“Bobby,” expanding to 1,667 screens this weekend, brings back devastating memories for Tom Hayden, who says of RFK’s assassination, “I feel anger, which I am not over, and loss, which I am not over.” The Los Angeles Times had invited him to a screening to get his reaction. Bill Weisel, who was working for ABC News covering the RFK campaign and was one of the five others shot that night at the Ambassador, says he won’t go see the film because he objects to the way fictional characters are inserted into history.

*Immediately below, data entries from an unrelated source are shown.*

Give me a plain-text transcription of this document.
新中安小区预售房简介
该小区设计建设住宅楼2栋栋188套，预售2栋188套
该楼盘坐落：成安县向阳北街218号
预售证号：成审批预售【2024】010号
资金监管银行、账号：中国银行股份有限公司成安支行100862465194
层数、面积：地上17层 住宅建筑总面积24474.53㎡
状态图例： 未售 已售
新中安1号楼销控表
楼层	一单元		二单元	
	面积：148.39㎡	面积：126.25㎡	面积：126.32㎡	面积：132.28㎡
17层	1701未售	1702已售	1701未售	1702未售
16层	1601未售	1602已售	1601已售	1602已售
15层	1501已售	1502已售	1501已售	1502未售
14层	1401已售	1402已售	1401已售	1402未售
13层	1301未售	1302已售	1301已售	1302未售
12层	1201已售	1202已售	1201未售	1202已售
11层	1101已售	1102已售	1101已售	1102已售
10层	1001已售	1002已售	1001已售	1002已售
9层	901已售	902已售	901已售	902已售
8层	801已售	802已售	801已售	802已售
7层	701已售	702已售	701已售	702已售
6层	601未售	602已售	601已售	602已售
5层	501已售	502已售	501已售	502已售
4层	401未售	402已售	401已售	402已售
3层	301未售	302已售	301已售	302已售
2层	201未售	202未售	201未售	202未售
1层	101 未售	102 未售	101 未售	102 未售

Robert Altman, who died Monday, was convinced that Bush would lose in 2004, and although he was wrong, what he said about the war in Iraq unfortunately still resonates. He told Slate’s Dana Stevens: “Every day this continues, two, three American soldiers, two more are dead, six more are dead…and eventually that’s going to add up to a figure that resembles the mileage between here and Mars.”

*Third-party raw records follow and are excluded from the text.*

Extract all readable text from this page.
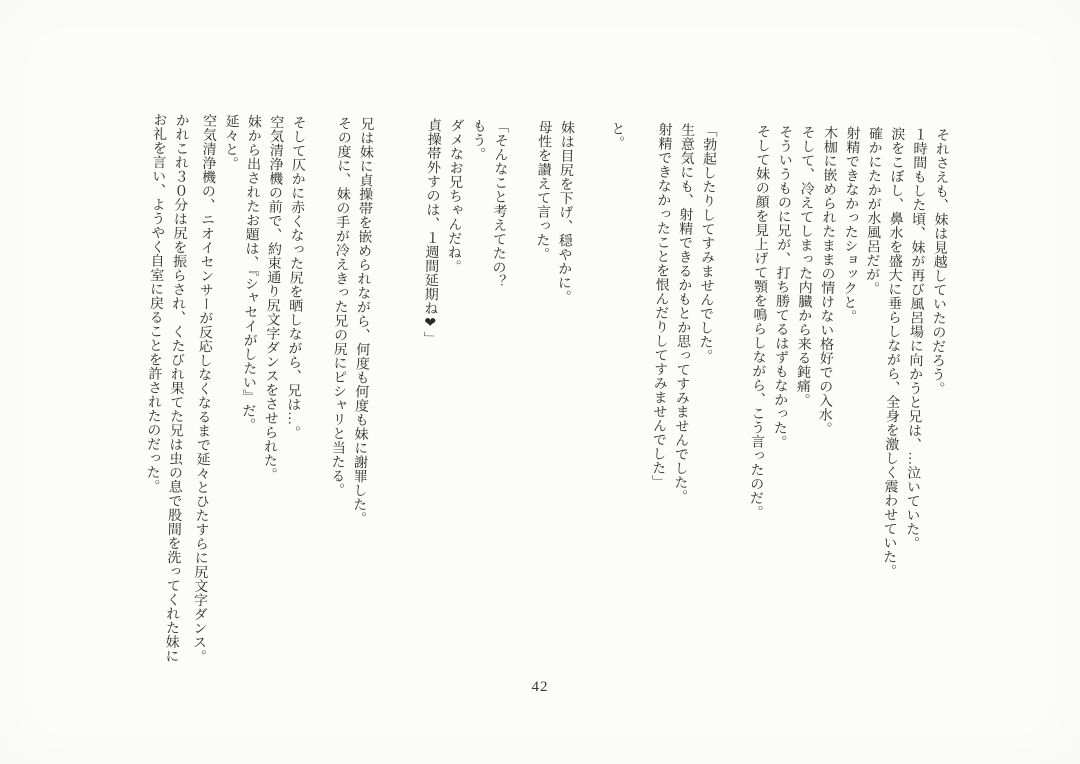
それさえも、妹は見越していたのだろう。
１時間もした頃、妹が再び風呂場に向かうと兄は、…泣いていた。
涙をこぼし、鼻水を盛大に垂らしながら、全身を激しく震わせていた。
確かにたかが水風呂だが。
射精できなかったショックと。
木枷に嵌められたままの情けない格好での入水。
そして、冷えてしまった内臓から来る鈍痛。
そういうものに兄が、打ち勝てるはずもなかった。
そして妹の顔を見上げて顎を鳴らしながら、こう言ったのだ。

「勃起したりしてすみませんでした。
生意気にも、射精できるかもとか思ってすみませんでした。
射精できなかったことを恨んだりしてすみませんでした」

と。

妹は目尻を下げ、穏やかに。
母性を讃えて言った。

「そんなこと考えてたの？
もう。
ダメなお兄ちゃんだね。
貞操帯外すのは、１週間延期ね❤」

兄は妹に貞操帯を嵌められながら、何度も何度も妹に謝罪した。
その度に、妹の手が冷えきった兄の尻にピシャリと当たる。

そして仄かに赤くなった尻を晒しながら、兄は…。
空気清浄機の前で、約束通り尻文字ダンスをさせられた。
妹から出されたお題は、『シャセイがしたい』だ。
延々と。
空気清浄機の、ニオイセンサーが反応しなくなるまで延々とひたすらに尻文字ダンス。

かれこれ３０分は尻を振らされ、くたびれ果てた兄は虫の息で股間を洗ってくれた妹に
お礼を言い、ようやく自室に戻ることを許されたのだった。

42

Sacha Baron Cohen, in a rare out-of-character interview in Rolling Stone, says that by Borat “being anti-Semitic, he lets people lower their guard and expose their own prejudice, whether it’s anti-Semitism or an acceptance of anti-Semitism.” But Charles Krauthammer of The Washington Post challenges the Cohen’s argument as “an unintentionally revealing demonstration of the unfortunate attitude many liberal Jews have toward working-class American Christians, especially evangelicals.”